Sem título(42)

Data 02/02/2007 20:48:36 | Tópico: Poemas

Dissolvo-me em cada renascimento

afirmo a ideia da luz e da obscuridade,

sei-me na relevância dos opostos,

caminho livre em trópicos asfixiantes como faço

sereno meu repouso em bosque verdejante,

faço da prova do vinho e do vinagre a sabedoria de

sabores sagrados, a suprema elevação dos sentidos,

ou o estertor quase mortal

da repulsa pelos acres viveres e sabores

inférteis.

Quero plantar a rosa no impossível e rochoso solo,

quero a sabedoria do mistério de todas as vinhas,

do pão amassado nas mãos de searas de mulheres ao

vento,

da casa livre sem tecto nem janelas e de porta

sempre franqueada.




Tomo da terra o barro informe, reproduzo a figura

do ente imaginado,

experimento a música por dentro da forma criada.

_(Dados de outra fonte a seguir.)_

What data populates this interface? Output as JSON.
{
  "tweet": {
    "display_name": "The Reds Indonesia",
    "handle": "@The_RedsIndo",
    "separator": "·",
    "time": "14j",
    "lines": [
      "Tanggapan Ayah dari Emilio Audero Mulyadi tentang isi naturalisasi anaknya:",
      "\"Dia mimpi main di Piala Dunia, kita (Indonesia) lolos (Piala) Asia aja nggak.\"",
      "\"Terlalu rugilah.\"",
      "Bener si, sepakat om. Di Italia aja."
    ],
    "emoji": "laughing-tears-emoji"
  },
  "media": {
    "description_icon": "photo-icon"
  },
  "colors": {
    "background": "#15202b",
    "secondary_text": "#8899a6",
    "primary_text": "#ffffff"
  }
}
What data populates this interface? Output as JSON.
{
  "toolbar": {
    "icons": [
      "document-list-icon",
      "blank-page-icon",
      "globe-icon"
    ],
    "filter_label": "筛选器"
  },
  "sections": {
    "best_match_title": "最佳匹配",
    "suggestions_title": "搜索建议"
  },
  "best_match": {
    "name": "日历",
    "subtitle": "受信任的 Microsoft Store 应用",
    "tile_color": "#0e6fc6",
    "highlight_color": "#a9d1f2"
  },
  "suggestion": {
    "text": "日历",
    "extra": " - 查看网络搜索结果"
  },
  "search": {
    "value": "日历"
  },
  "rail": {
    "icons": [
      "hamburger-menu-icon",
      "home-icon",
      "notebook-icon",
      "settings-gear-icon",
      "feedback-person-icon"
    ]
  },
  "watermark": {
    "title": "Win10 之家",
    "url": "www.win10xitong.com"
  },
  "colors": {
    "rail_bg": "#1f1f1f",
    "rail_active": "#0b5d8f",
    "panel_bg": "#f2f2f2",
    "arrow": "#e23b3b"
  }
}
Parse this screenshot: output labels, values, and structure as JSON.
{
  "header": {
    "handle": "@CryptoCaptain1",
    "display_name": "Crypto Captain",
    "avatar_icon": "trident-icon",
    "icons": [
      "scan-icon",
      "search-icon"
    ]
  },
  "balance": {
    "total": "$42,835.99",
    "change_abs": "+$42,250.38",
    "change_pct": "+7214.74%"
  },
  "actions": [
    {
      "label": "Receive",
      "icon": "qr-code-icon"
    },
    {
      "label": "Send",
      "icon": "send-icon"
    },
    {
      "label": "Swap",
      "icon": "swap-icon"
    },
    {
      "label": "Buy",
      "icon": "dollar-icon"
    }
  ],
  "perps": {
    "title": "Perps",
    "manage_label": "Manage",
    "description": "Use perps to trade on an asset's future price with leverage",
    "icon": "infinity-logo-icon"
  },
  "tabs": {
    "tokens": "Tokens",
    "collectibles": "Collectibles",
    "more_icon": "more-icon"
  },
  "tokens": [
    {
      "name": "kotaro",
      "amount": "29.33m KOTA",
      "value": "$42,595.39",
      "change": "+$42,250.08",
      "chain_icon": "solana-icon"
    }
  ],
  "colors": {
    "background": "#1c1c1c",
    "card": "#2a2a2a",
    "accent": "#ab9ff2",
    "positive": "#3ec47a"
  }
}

Poderia até saber cantar qualquer bela canção – a

minha voz é dissonante com ela

própria, a minha voz não ecoa para além do meu

próprio espaço íntimo –

sinto as mãos como o falsete do gesto

nem voz nem mãos são coisas reais!

O acordar de mim é um qualquer lugar de

inacessíveis frutas maduras. Perco-me entre

pomares por florescer, troco Verões e Invernos,

sento-me no fresco do Outono como se fora uma

invernia Primavera,

na hora do fruto maduro erro a trajectória do

desejo,

encontro-me em outra estação qualquer, resta-me da

colheita aromas tardios.




O arco imaginário no horizonte ou a espiral em que

me movo, são apenas ficções dum olhar alucinado,

eu brilho-me nos olhos sem saber que faço o pleno

do sol, ou sou o reflexo da mulher que se revela

por dentro dos meus olhos,

ou seja apenas a lua no dia com noites demoradas.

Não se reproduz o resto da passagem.